The original Java location was created as the ultimate hangout for its founder, a man whose look of thick square glasses, long hair, punk or indie band t-shirts, and a thin hipster scarf was so iconic that locals have often dressed as him for Halloween. A motorcycle, skateboard, and punk aficionado who passed away in 2020, he injected these elements throughout the coffee shop and café in the form of touches like framed black-and-white motorcycle art on the walls and laminated band photos as table markers for your food orders. 

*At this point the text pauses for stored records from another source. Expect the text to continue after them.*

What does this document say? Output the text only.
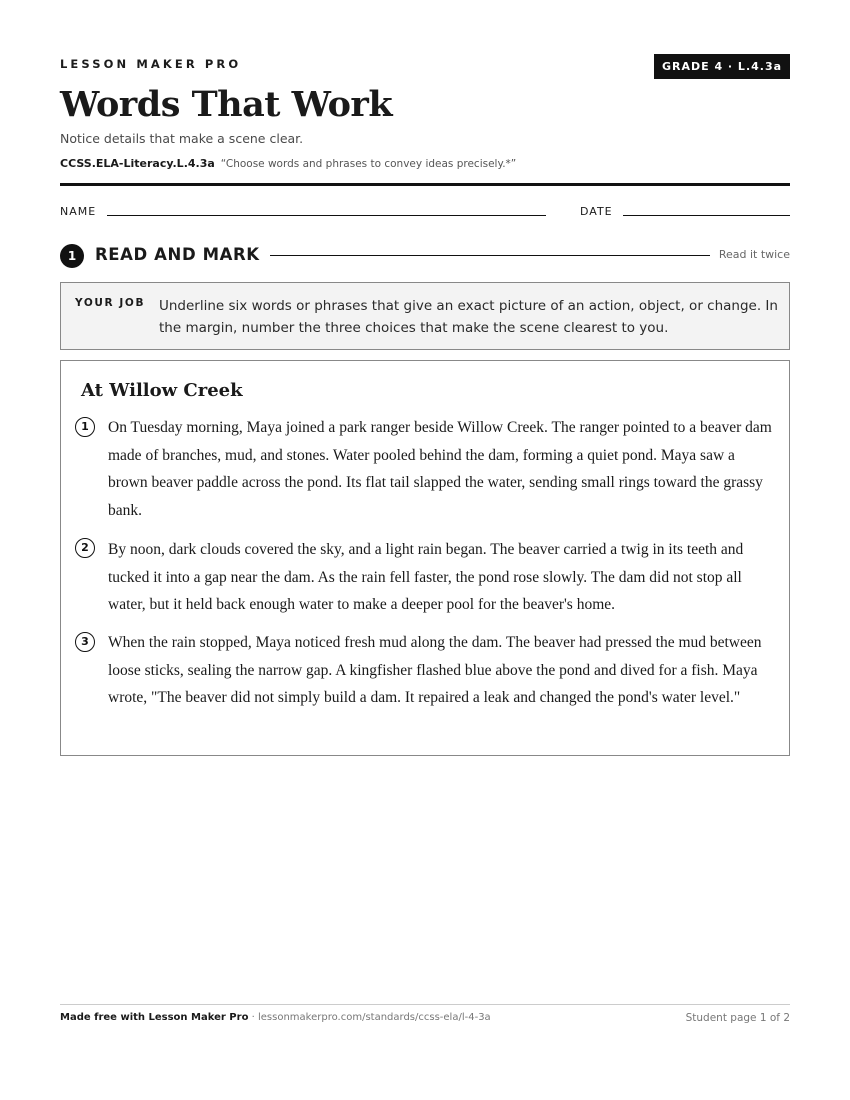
LESSON MAKER PRO	GRADE 4 · L.4.3a
Words That Work
Notice details that make a scene clear.
CCSS.ELA-Literacy.L.4.3a “Choose words and phrases to convey ideas precisely.*”
NAME	DATE
1	READ AND MARK	Read it twice
YOUR JOB Underline six words or phrases that give an exact picture of an action, object, or change. In the margin, number the three choices that make the scene clearest to you.
At Willow Creek
1	On Tuesday morning, Maya joined a park ranger beside Willow Creek. The ranger pointed to a beaver dam made of branches, mud, and stones. Water pooled behind the dam, forming a quiet pond. Maya saw a brown beaver paddle across the pond. Its flat tail slapped the water, sending small rings toward the grassy bank.
2	By noon, dark clouds covered the sky, and a light rain began. The beaver carried a twig in its teeth and tucked it into a gap near the dam. As the rain fell faster, the pond rose slowly. The dam did not stop all water, but it held back enough water to make a deeper pool for the beaver's home.
3	When the rain stopped, Maya noticed fresh mud along the dam. The beaver had pressed the mud between loose sticks, sealing the narrow gap. A kingfisher flashed blue above the pond and dived for a fish. Maya wrote, "The beaver did not simply build a dam. It repaired a leak and changed the pond's water level."
Made free with Lesson Maker Pro · lessonmakerpro.com/standards/ccss-ela/l-4-3a	Student page 1 of 2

The drink menu has all the coffee classics, but you should order their famous Bowl of Soul, a specialty mocha that uses Mexican hot chocolate and comes topped with homemade whipped cream. Add on a high-protein turkey scramble or a heavy breakfast burrito, and check out the long display case of scones, muffins, and cookies for a snack for later.


Did you forget your vintage blanket robe or buckhide suede jacket? Don't worry: you can buy both at Maude's, a coffee shop that also happens to have some clothing for sale. Floor-to-ceiling windows means there’s great light in this spot, which is perfect for sending off some emails at one of the mismatched vintage tables with fellow remote workers. 

The menu is short and to the point—pour-overs, lattes, cappuccinos—and you'll probably be mocked if you ask for anything like sugar-free caramel syrup in your drink. For food, choose from a selection of locally made pastries, including donuts and muffins, as well as a menu of toasties—try the Trash Toast (EVOO, melted cheddar, tomato, sea salt, and pepper) before checking out the attached vintage clothing store.